По сути иконоборческое движение было широким народным восстанием. Оно началось с волнений в промышленных районах, где его участниками были рабочие мануфактур, разорившиеся ремесленники, городская беднота. Распространяясь, как пожар, оно охватывало город за городом, провинцию за провинцией. Как уже не раз прежде в истории человечества, яростное возмущение, для которого было более чем достаточно причин и поводов, обрушилось не на тех, кто притеснял и угнетал народ, а на создания рук человеческих, в которые было положено бесконечно мною труда, — на произведения архитектуры, скульптуры, живописи. Иконоборцы осаждали католические монастыри и храмы, врывались в них с лестницами, веревками, баграми и топорами. Они раздевали статуи святых, срывали со стен и ломали иконы, рубили топорами алтари и церковную мебель, выбрасывали на улицу чаши для причастия, дарохранительницы, ковчежцы с мощами. Гнев иконоборцев был разрушителен, но бескорыстен. Они ничего не брали из имущества католической церкви, они лишь хотели навсегда уничтожить идолов господствующей религии, все то, в чем, по их понятиям, выражалось ее греховное богатство и роскошь.
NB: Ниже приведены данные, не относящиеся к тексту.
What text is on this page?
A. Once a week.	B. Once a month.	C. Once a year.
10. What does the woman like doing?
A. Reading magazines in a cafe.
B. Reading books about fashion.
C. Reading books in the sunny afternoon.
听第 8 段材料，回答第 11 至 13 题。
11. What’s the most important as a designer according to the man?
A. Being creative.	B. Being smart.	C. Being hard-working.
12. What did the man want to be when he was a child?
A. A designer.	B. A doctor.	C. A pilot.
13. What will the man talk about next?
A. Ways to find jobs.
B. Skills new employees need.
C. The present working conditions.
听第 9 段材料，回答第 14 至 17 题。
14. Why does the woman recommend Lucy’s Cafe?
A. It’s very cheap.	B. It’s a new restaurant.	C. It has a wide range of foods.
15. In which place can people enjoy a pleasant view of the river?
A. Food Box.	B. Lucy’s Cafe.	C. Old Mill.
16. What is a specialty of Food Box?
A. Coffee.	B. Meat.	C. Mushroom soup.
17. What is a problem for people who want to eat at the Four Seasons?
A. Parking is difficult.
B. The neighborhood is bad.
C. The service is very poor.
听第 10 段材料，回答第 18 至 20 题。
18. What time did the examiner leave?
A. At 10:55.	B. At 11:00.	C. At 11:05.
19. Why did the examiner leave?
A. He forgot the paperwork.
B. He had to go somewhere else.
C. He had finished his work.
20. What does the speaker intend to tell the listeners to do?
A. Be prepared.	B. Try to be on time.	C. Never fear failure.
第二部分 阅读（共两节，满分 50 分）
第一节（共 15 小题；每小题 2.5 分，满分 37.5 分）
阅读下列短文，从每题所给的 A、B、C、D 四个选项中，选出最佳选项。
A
Яркая характеристика иконоборческого движения принадлежит Фридриху Шиллеру. Она примечательна своей двойственностью. Осуждение переходит в ней в объяснение, объяснение в оправдание и в новое осуждение.
Вот небольшой отрывок:
«Многолюдная и грубая толпа, состоящая из низших слоев черни, зверски настроенная из-за зверского обращения с ней, преследуемая смертными приговорами, которые подстерегали ее в каждом городе, гонимая от границы к границе и загнанная до отчаяния, вынужденная тайком совершать свои богослужения, скрывать, как дело тьмы, свое священнейшее человеческое право; перед ее глазами гордо возвышаются молитвенные дома торжествующей церкви, где гордые братья предаются молитве среди красоты и роскоши, а они, вытесненные за стены города, вытесненные, быть может, только потому, что они численно слабее, вынуждены скрывать, как позор, свои молитвы тому же самому богу в диких лесах или под палящими лучами полуденного солнца. Их вытолкнули из гражданского общества и довели до состояния дикарей, и вот в одну из страшных минут они вспоминают о правах этой дикости! Чем больше их число, тем неестественнее их судьба, и они начинают понимать это. Небо над головой, готовое оружие, безумие в мозгу, озлобление в сердце — все рвется навстречу призыву какого-нибудь оратора-фанатика; обстоятельства зовут к действию, никаких обсуждений не надо там, где все взоры говорят одно и то же, решение рождается раньше, чем произнесено слово; готовая к преступлению, никто еще не знает точно — к какому, разъяренная толпа расходится в разные стороны. Торжествующая роскошь враждебной религии оскорбляет бедность этих людей; великолепие тех храмов издевается над их загнанной верой; каждый крест при большой дороге, каждое изображение святого, на которое они наталкиваются, — все это знак торжества над ними, и все это должно быть уничтожено их мстительной рукой. Фанатизм дает начало ужасам, но осуществляют их низменные страсти, находя себе в этом щедрое удовлетворение».